ISLAMABAD: A tweet of President Arif Alvi announcing convening of a session of the National Assembly on Feb 18 — that was subsequently cancelled hours before the schedule without a notification — was produced as evidence to prove the government’s ‘ill intentions’ to promulgate a controversial ordinance amending the Prevention of Electronic Crimes Act (Peca) 2016 that criminalised defamation and made it a cognisable and non-bailable offence.

Islamabad High Court Chief Justice Athar Minallah resumed on Monday hearing on various petitions filed against the controversial ordinance.

Senior lawyer Munir A. Malik, the counsel for Pakistan Broadcasting Association, in his concluding arguments on a petition filed against promulgation of the ordinance amending Peca, cited a tweet posted from the official Twitter account of the president, dated Feb 14, that a session of the National Assembly will be convened on Feb 18.

The tweet posted from the @PresOfPakistan account stated: “President Dr Arif Alvi has summoned the National Assembly session on Feb 18, Friday at 10:30am. The President has summoned the session under Article 54(1) of the constitution.”

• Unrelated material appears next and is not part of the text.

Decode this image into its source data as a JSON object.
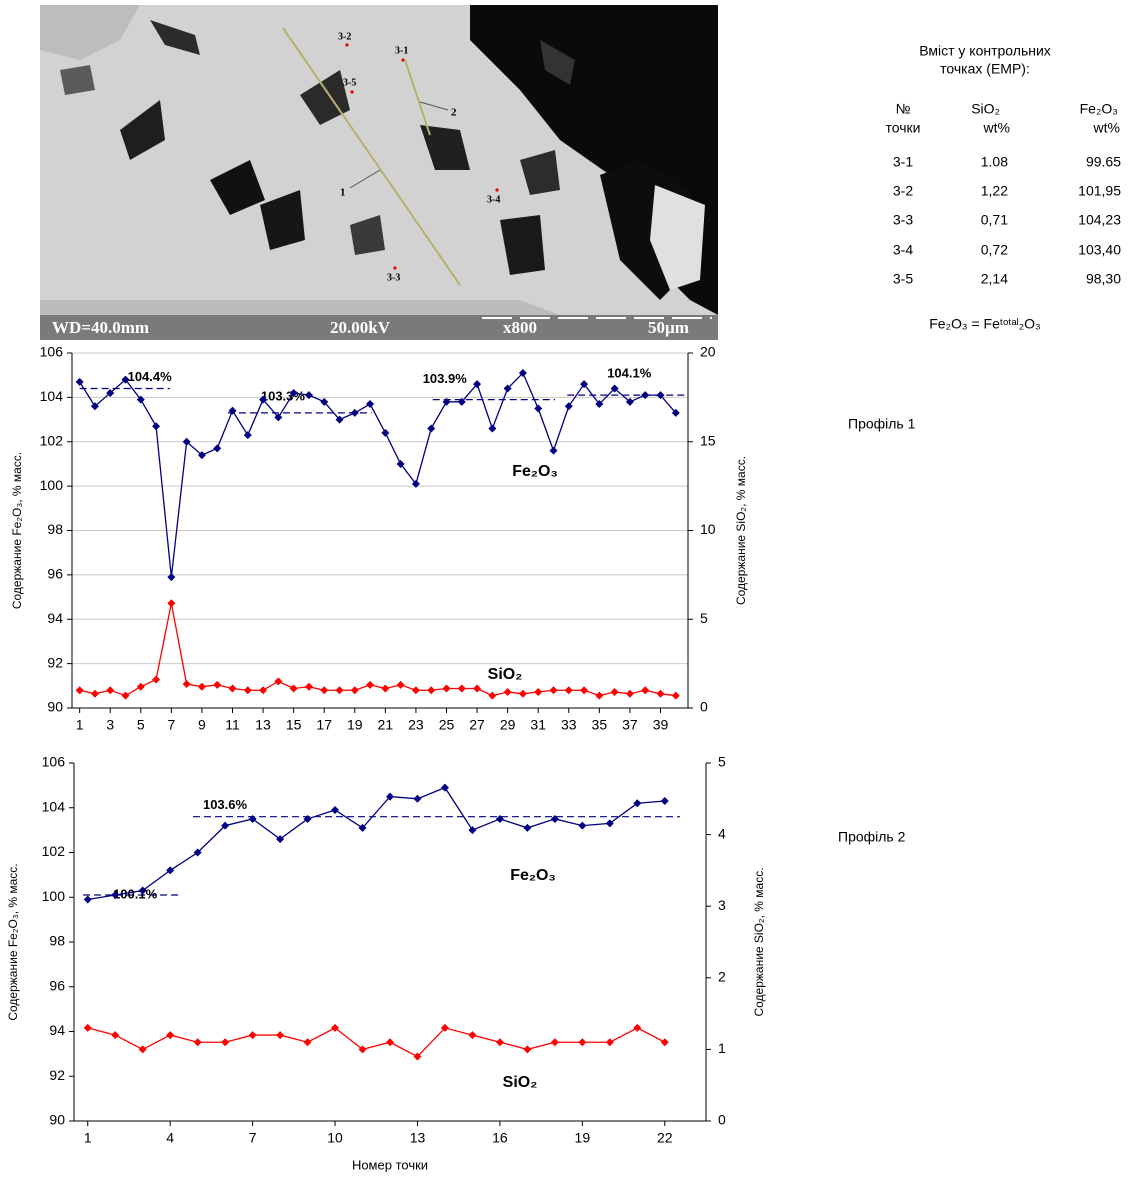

However, the session was later cancelled to pave the way for the president to promulgate the Peca ordinance on Feb 18, the same day the session had been scheduled, the counsel added.

President Alvi had set a precedent by cancelling a scheduled NA session without any official announcement, generating a controversy and a debate among political circles. A source had told Dawn that since the government wanted to promulgate some ordinances (an authority vested in the president), the session had been shelved. The Senate was also not in session at that time, and an ordinance is promulgated by the president when neither house of parliament is in session.

Mr Malik told the court that the amendment to the ordinance curbed freedom of speech, besides adversely affecting the independence of judiciary and judges. The president could promulgate an ordinance in an emergency situation as defined under Article 89 of the Constitution, he added.

The counsel for two factions of the Pakistan Federal Union of Journalists also concluded their arguments and said the Senate session was prorogued on Feb 17 and a scheduled NA session cancelled the next day to promulgate the controversial ordinance to rein in the media, journalists and bloggers.

The law, in its current form, has rendered the jurisprudence of the superior courts irrelevant in the cases registered against journalists and bloggers on the complaints of private individuals instead of the aggrieved persons, as the IHC had made it clear that nobody, except the “aggrieved person”, could file a defamation complaint. But after promulgation of the ordinance, any person or institution, not necessarily the aggrieved person, could file a defamation case.

Advocate Usama Khawar, representing another petitioner, former senator Farhatullah Babar, drew the attention of the court towards the Fourth Amendment made to Article 19 of the Constitution in 1975. The amendment, he said, omitted the word “defamation” from Article 19, which showed the intent of the legislature that defamation itself did not constitute the permissible reasonable restrictions/grounds pertaining to freedom of speech.

The amendment showed that defamation was intentionally removed from Article 19 as being harmful to freedom of speech and expression and thus removed from the list of reasonable restrictions. Any such restriction to freedom of speech, including the impugned Section 20 of Peca 2016, is ultra vires of the Constitution and against the patent intent of the legislature, the petitioner argued.

Further hearing in the case was adjourned till March 21 when the attorney general will present his arguments.